278. De maneira especial pedimos às comunidades da terra, das águas e das florestas, aos
indígenas e quilombolas, sem-terra e agricultores assalariados, assentados e ribeirinhos,
pescadores e pequenos produtores familiares, assim como a todos as comunidades
eclesiais e a todas as pessoas de boa vontade que nos ajudem a ser fieis aos nossos
compromissos, para que os mais pobres, sobretudo, os pobres da terra, das águas e da
floresta possam ter vida e vida em abundância, até o dia em que, pela força do Espírito
da Vida, a quem oferecemos o humilde instrumento da ação de nossas mãos, haja novos
céus e nova terra, uma “terra sem males” na qual nunca mais haverá dor e lágrimas.
PENDÊNCIAS:
N. 27 último parágrafo, atualizar o número das ocorrências de 2012.

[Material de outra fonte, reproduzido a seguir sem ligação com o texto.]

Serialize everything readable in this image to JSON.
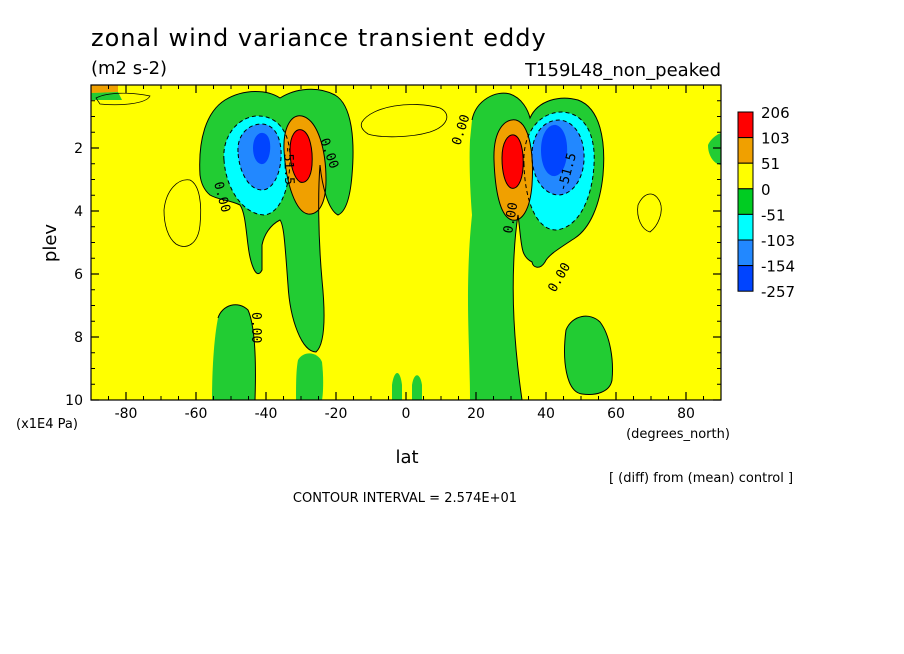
{
  "chart_data": {
    "type": "heatmap",
    "title": "zonal wind variance transient eddy",
    "units": "(m2 s-2)",
    "experiment": "T159L48_non_peaked",
    "xlabel": "lat",
    "xunits": "(degrees_north)",
    "ylabel": "plev",
    "yunits": "(x1E4 Pa)",
    "xlim": [
      -90,
      90
    ],
    "ylim": [
      10,
      0
    ],
    "x_ticks": [
      "-80",
      "-60",
      "-40",
      "-20",
      "0",
      "20",
      "40",
      "60",
      "80"
    ],
    "y_ticks": [
      "2",
      "4",
      "6",
      "8",
      "10"
    ],
    "contour_interval": "CONTOUR INTERVAL = 2.574E+01",
    "note": "[ (diff) from (mean) control ]",
    "contour_labels": [
      "0.00",
      "-51.5"
    ],
    "colorbar": {
      "levels": [
        "206",
        "103",
        "51",
        "0",
        "-51",
        "-103",
        "-154",
        "-257"
      ],
      "colors": [
        "#ff0000",
        "#f0a000",
        "#ffff00",
        "#00cc22",
        "#00ffff",
        "#2288ff",
        "#0044ff"
      ]
    },
    "palette": {
      "positive_high": "#ff0000",
      "positive_mid": "#f0a000",
      "positive_low": "#ffff00",
      "negative_low": "#22cc33",
      "negative_mid": "#00ffff",
      "negative_high_a": "#2288ff",
      "negative_high_b": "#0044ff"
    }
  }
}
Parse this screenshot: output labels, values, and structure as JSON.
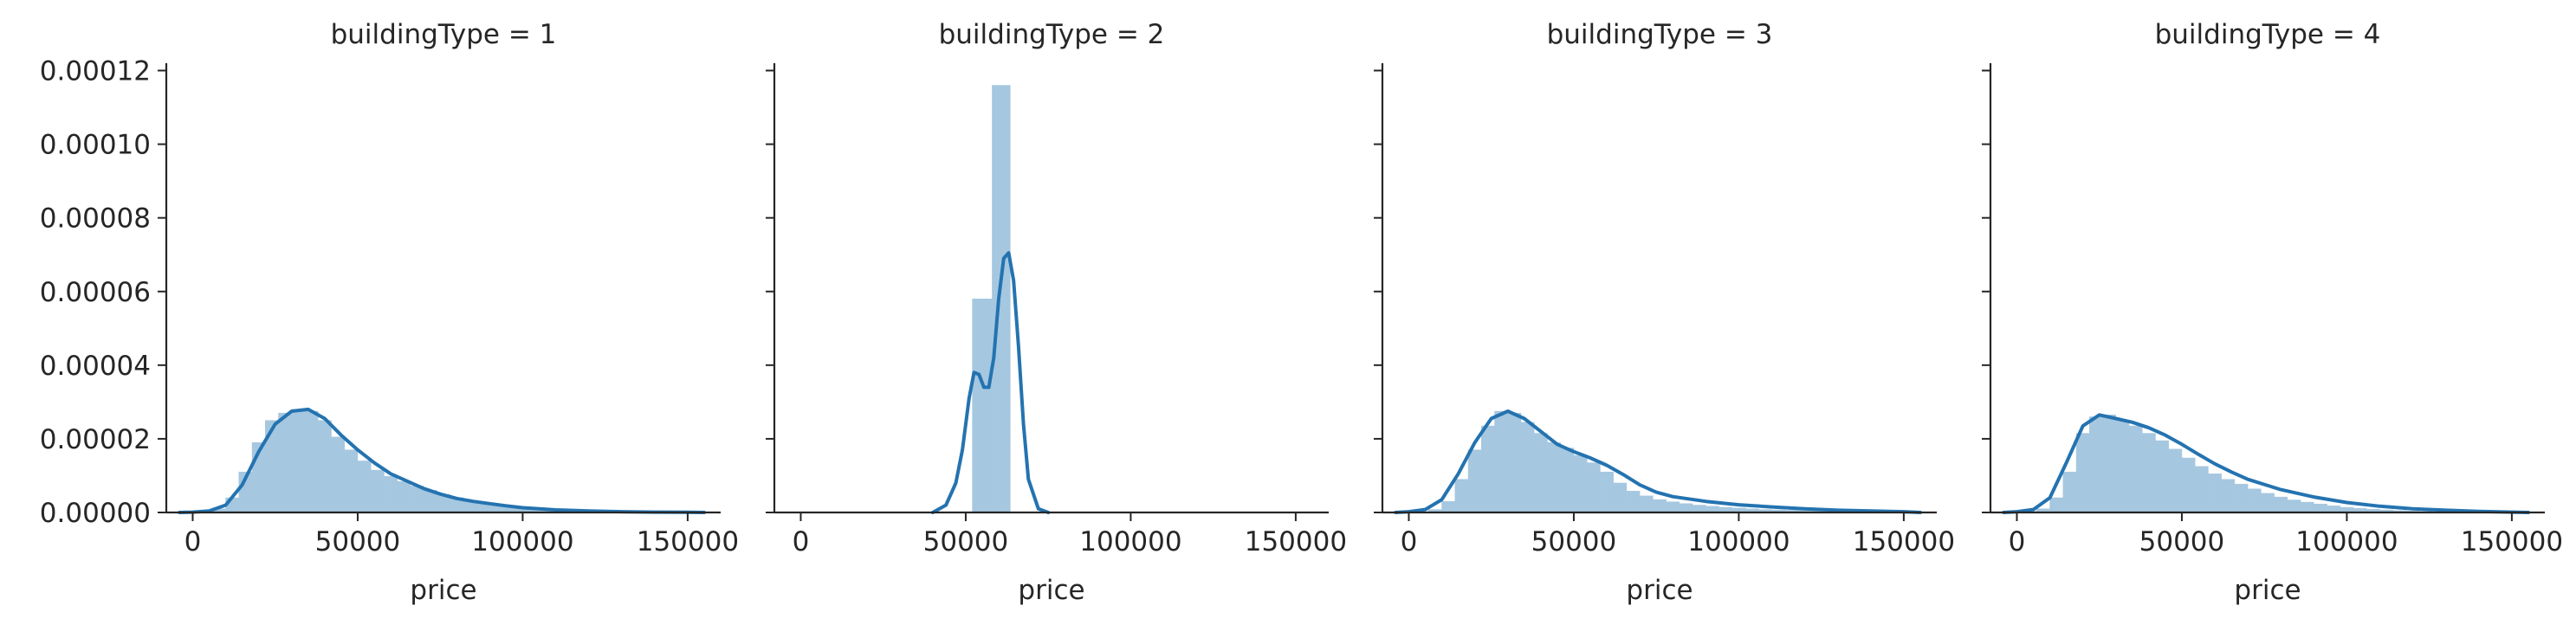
{
  "colors": {
    "bar_fill": "#a6c7e0",
    "kde_line": "#2473b0",
    "axis": "#262626",
    "text": "#262626",
    "background": "#ffffff"
  },
  "chart_data": [
    {
      "type": "bar",
      "title": "buildingType = 1",
      "xlabel": "price",
      "ylabel": "",
      "xlim": [
        -8000,
        160000
      ],
      "ylim": [
        0,
        0.000122
      ],
      "xticks": [
        "0",
        "50000",
        "100000",
        "150000"
      ],
      "xtick_values": [
        0,
        50000,
        100000,
        150000
      ],
      "yticks": [
        "0.00000",
        "0.00002",
        "0.00004",
        "0.00006",
        "0.00008",
        "0.00010",
        "0.00012"
      ],
      "ytick_values": [
        0,
        2e-05,
        4e-05,
        6e-05,
        8e-05,
        0.0001,
        0.00012
      ],
      "histogram": {
        "bin_edges": [
          -2000,
          2000,
          6000,
          10000,
          14000,
          18000,
          22000,
          26000,
          30000,
          34000,
          38000,
          42000,
          46000,
          50000,
          54000,
          58000,
          62000,
          66000,
          70000,
          74000,
          78000,
          82000,
          86000,
          90000,
          94000,
          98000,
          102000,
          106000,
          110000,
          114000,
          118000,
          122000,
          126000,
          130000,
          134000,
          138000,
          142000,
          146000,
          150000,
          154000
        ],
        "values": [
          0,
          2e-07,
          1e-06,
          4e-06,
          1.1e-05,
          1.9e-05,
          2.5e-05,
          2.7e-05,
          2.8e-05,
          2.75e-05,
          2.5e-05,
          2.05e-05,
          1.7e-05,
          1.4e-05,
          1.15e-05,
          9.8e-06,
          8.4e-06,
          7.2e-06,
          6e-06,
          4.9e-06,
          4e-06,
          3.2e-06,
          2.5e-06,
          1.9e-06,
          1.5e-06,
          1.1e-06,
          8e-07,
          6e-07,
          5e-07,
          4e-07,
          3e-07,
          2e-07,
          2e-07,
          1e-07,
          1e-07,
          1e-07,
          1e-07,
          5e-08,
          5e-08
        ]
      },
      "kde": {
        "x": [
          -4000,
          0,
          5000,
          10000,
          15000,
          20000,
          25000,
          30000,
          35000,
          40000,
          45000,
          50000,
          55000,
          60000,
          65000,
          70000,
          75000,
          80000,
          85000,
          90000,
          95000,
          100000,
          110000,
          120000,
          130000,
          140000,
          150000,
          155000
        ],
        "y": [
          0,
          1e-07,
          4e-07,
          2e-06,
          7.5e-06,
          1.65e-05,
          2.4e-05,
          2.75e-05,
          2.8e-05,
          2.55e-05,
          2.1e-05,
          1.7e-05,
          1.35e-05,
          1.05e-05,
          8.5e-06,
          6.5e-06,
          5e-06,
          3.8e-06,
          3e-06,
          2.4e-06,
          1.8e-06,
          1.3e-06,
          7e-07,
          4e-07,
          2e-07,
          1e-07,
          5e-08,
          0
        ]
      }
    },
    {
      "type": "bar",
      "title": "buildingType = 2",
      "xlabel": "price",
      "ylabel": "",
      "xlim": [
        -8000,
        160000
      ],
      "ylim": [
        0,
        0.000122
      ],
      "xticks": [
        "0",
        "50000",
        "100000",
        "150000"
      ],
      "xtick_values": [
        0,
        50000,
        100000,
        150000
      ],
      "histogram": {
        "bin_edges": [
          52000,
          58000,
          63500
        ],
        "values": [
          5.8e-05,
          0.000116
        ]
      },
      "kde": {
        "x": [
          40000,
          44000,
          47000,
          49000,
          51000,
          52500,
          54000,
          55500,
          57000,
          58500,
          60000,
          61500,
          63000,
          64500,
          66000,
          67500,
          69000,
          72000,
          75000
        ],
        "y": [
          0,
          2e-06,
          8e-06,
          1.7e-05,
          3.1e-05,
          3.8e-05,
          3.75e-05,
          3.4e-05,
          3.4e-05,
          4.2e-05,
          5.8e-05,
          6.9e-05,
          7.05e-05,
          6.3e-05,
          4.5e-05,
          2.4e-05,
          9e-06,
          1e-06,
          0
        ]
      }
    },
    {
      "type": "bar",
      "title": "buildingType = 3",
      "xlabel": "price",
      "ylabel": "",
      "xlim": [
        -8000,
        160000
      ],
      "ylim": [
        0,
        0.000122
      ],
      "xticks": [
        "0",
        "50000",
        "100000",
        "150000"
      ],
      "xtick_values": [
        0,
        50000,
        100000,
        150000
      ],
      "histogram": {
        "bin_edges": [
          -2000,
          2000,
          6000,
          10000,
          14000,
          18000,
          22000,
          26000,
          30000,
          34000,
          38000,
          42000,
          46000,
          50000,
          54000,
          58000,
          62000,
          66000,
          70000,
          74000,
          78000,
          82000,
          86000,
          90000,
          94000,
          98000,
          102000,
          106000,
          110000,
          114000,
          118000,
          122000,
          126000,
          130000,
          134000,
          138000,
          142000,
          146000,
          150000,
          154000
        ],
        "values": [
          0,
          2e-07,
          8e-07,
          3e-06,
          9e-06,
          1.7e-05,
          2.35e-05,
          2.75e-05,
          2.7e-05,
          2.45e-05,
          2.15e-05,
          1.9e-05,
          1.75e-05,
          1.55e-05,
          1.35e-05,
          1.1e-05,
          8e-06,
          5.8e-06,
          4.5e-06,
          3.5e-06,
          2.9e-06,
          2.4e-06,
          2e-06,
          1.7e-06,
          1.4e-06,
          1.2e-06,
          1e-06,
          8e-07,
          7e-07,
          6e-07,
          5e-07,
          4e-07,
          3e-07,
          3e-07,
          2e-07,
          2e-07,
          1e-07,
          1e-07,
          1e-07
        ]
      },
      "kde": {
        "x": [
          -4000,
          0,
          5000,
          10000,
          15000,
          20000,
          25000,
          30000,
          35000,
          40000,
          45000,
          50000,
          55000,
          60000,
          65000,
          70000,
          75000,
          80000,
          90000,
          100000,
          110000,
          120000,
          130000,
          140000,
          150000,
          155000
        ],
        "y": [
          0,
          2e-07,
          8e-07,
          3.5e-06,
          1.05e-05,
          1.9e-05,
          2.55e-05,
          2.75e-05,
          2.55e-05,
          2.2e-05,
          1.85e-05,
          1.65e-05,
          1.48e-05,
          1.28e-05,
          1.03e-05,
          7.5e-06,
          5.5e-06,
          4.3e-06,
          3e-06,
          2.1e-06,
          1.5e-06,
          1e-06,
          6e-07,
          4e-07,
          2e-07,
          0
        ]
      }
    },
    {
      "type": "bar",
      "title": "buildingType = 4",
      "xlabel": "price",
      "ylabel": "",
      "xlim": [
        -8000,
        160000
      ],
      "ylim": [
        0,
        0.000122
      ],
      "xticks": [
        "0",
        "50000",
        "100000",
        "150000"
      ],
      "xtick_values": [
        0,
        50000,
        100000,
        150000
      ],
      "histogram": {
        "bin_edges": [
          -2000,
          2000,
          6000,
          10000,
          14000,
          18000,
          22000,
          26000,
          30000,
          34000,
          38000,
          42000,
          46000,
          50000,
          54000,
          58000,
          62000,
          66000,
          70000,
          74000,
          78000,
          82000,
          86000,
          90000,
          94000,
          98000,
          102000,
          106000,
          110000,
          114000,
          118000,
          122000,
          126000,
          130000,
          134000,
          138000,
          142000,
          146000,
          150000,
          154000
        ],
        "values": [
          0,
          3e-07,
          1e-06,
          4e-06,
          1.1e-05,
          2.15e-05,
          2.6e-05,
          2.65e-05,
          2.5e-05,
          2.35e-05,
          2.15e-05,
          1.95e-05,
          1.72e-05,
          1.48e-05,
          1.25e-05,
          1.05e-05,
          9e-06,
          7.7e-06,
          6.4e-06,
          5.2e-06,
          4.2e-06,
          3.4e-06,
          2.8e-06,
          2.3e-06,
          1.8e-06,
          1.4e-06,
          1.1e-06,
          9e-07,
          7e-07,
          5e-07,
          4e-07,
          3e-07,
          2e-07,
          2e-07,
          1e-07,
          1e-07,
          1e-07,
          5e-08,
          5e-08
        ]
      },
      "kde": {
        "x": [
          -4000,
          0,
          5000,
          10000,
          15000,
          20000,
          25000,
          30000,
          35000,
          40000,
          45000,
          50000,
          55000,
          60000,
          65000,
          70000,
          80000,
          90000,
          100000,
          110000,
          120000,
          130000,
          140000,
          150000,
          155000
        ],
        "y": [
          0,
          2e-07,
          8e-07,
          4e-06,
          1.35e-05,
          2.35e-05,
          2.65e-05,
          2.55e-05,
          2.45e-05,
          2.3e-05,
          2.1e-05,
          1.85e-05,
          1.58e-05,
          1.32e-05,
          1.1e-05,
          9e-06,
          6.2e-06,
          4.2e-06,
          2.7e-06,
          1.7e-06,
          1e-06,
          6e-07,
          3e-07,
          1e-07,
          0
        ]
      }
    }
  ]
}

N. 64 nota 14 completar com o ano de 2012, governo Dilma.
57
“Quem comete crime hediondo neste País” – Documento assinado pela Coordenadora Ecumênica de Serviço – CESE e outras 11 entidades
ecumênicas, após a aprovação do relatório Abelardo Lupion na CPMI da Terra – dezembro/2005.
58
Igreja e Problemas da Terra, CNBB, 1980, n 83 a 85.